14. Modifier 82 - Assistant Surgeon (when qualified resident surgeon not available)
- Apply this modifier if an assistant surgeon was necessary due to the unavailability of a qualified resident surgeon.

15. Modifier AS - Physician Assistant, Nurse Practitioner, or Clinical Nurse Specialist Services for Assistant at Surgery
- Use this modifier if a physician assistant, nurse practitioner, or clinical nurse specialist assisted in the surgery.

Each modifier serves a specific purpose and should be used accurately to reflect the circumstances of the procedure. Proper use of modifiers ensures that claims are processed correctly and that healthcare providers receive appropriate reimbursement for their services.

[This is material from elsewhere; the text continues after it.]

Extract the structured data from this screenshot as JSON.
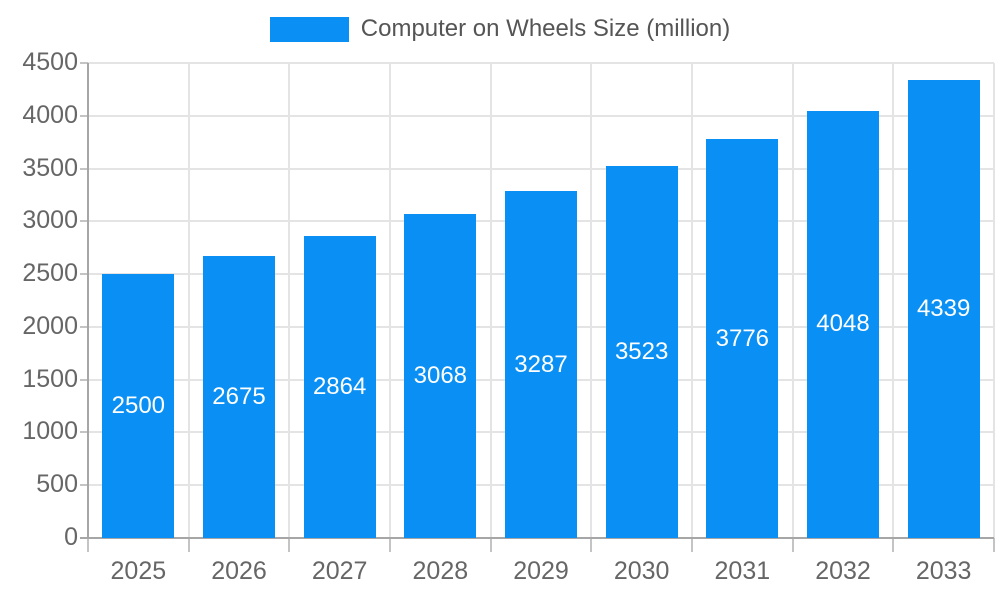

CPT Code 45800 Medicare Reimbursement

Determining if CPT code 45800 is reimbursed by Medicare involves consulting the Medicare Physician Fee Schedule (MPFS) and the guidelines set forth by your regional Medicare Administrative Contractor (MAC).

The MPFS provides a comprehensive list of services covered by Medicare, including the reimbursement rates for each CPT code.

To verify if CPT code 45800 is reimbursed, healthcare providers should review the MPFS database and cross-reference it with the local coverage determinations (LCDs) issued by their MAC.

These LCDs provide specific information on coverage criteria, documentation requirements, and any additional stipulations that may affect reimbursement.

Therefore, it is essential to consult both the MPFS and your MAC to confirm if CPT code 45800 is eligible for Medicare reimbursement.